David Hill on 9 Dec 2019
I am very confused. If you factor n-1, you get:
[ 2, 2, 2, 2, 2, 2, 3, 3, 3, 5, 13, 64763, 36377857, 478202419, 745336575801888629040192801767759];
How is a power of two ever going to be divisible by n-1? I obviously don't understand what you are trying to do.
Yuechuan Chen on 9 Dec 2019
Yeah I noticed what I did was very wrong. I was basically trying to set up a loop so that n-1 divides 2 repeatedly until the remainer is not 0.
I tried doing this
while mod(n-1,sym(2)^i)==0
i=i+1;
end
which also didn't get me anywhere cloe to the correct answer.
How would i get around this question? Thanks!

James Tursa on 9 Dec 2019
Edited: James Tursa on 9 Dec 2019
In addition to David's comments, you need to do all of the calculations symbolically, so all of these should be sym: 2, i, r.

#### 1 Comment

Yuechuan Chen on 9 Dec 2019
Oh I see, thank you. that why it gave me some stupid numbers. I'm trying to find a way to divide n-1 by 2 repeatedly until the remainder isn't 0 and output how many times it has iterated which would be the answer I want, but I've been trying out all sorts of stuff but it didn't quite work out.
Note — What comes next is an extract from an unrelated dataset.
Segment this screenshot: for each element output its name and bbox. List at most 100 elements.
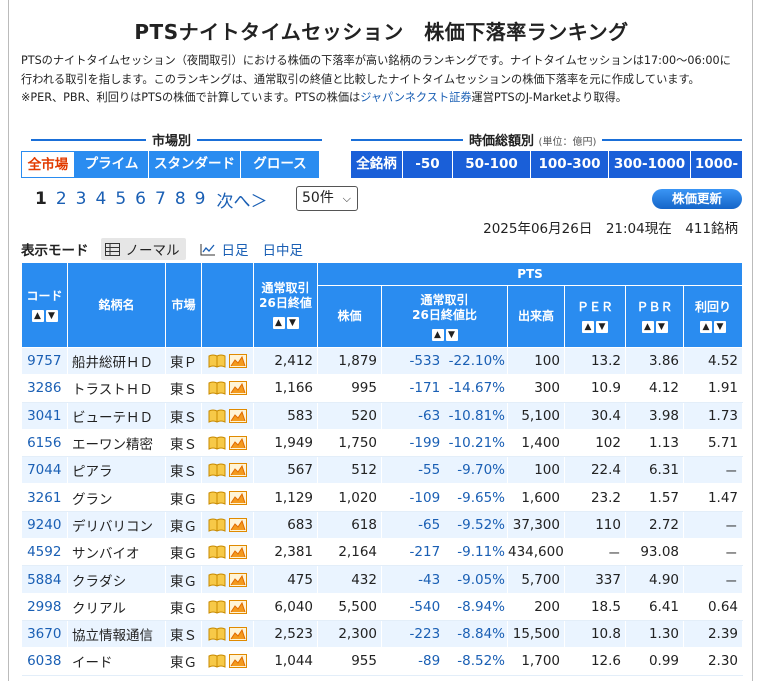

Yuechuan Chen on 9 Dec 2019
n=sym('94315998522576010519588224930693232398146802027362761139521');
a=7;
i=1;
while mod(n-1,2^i)==0
i=i+1;
end
i
r=i-1%r takes the second last value of i because 2 raised to the last value is not divisible by n-1
s=vpa((n-1)/2^r)
Nevermind I think I've got it, My question was very unclear very sorry about that.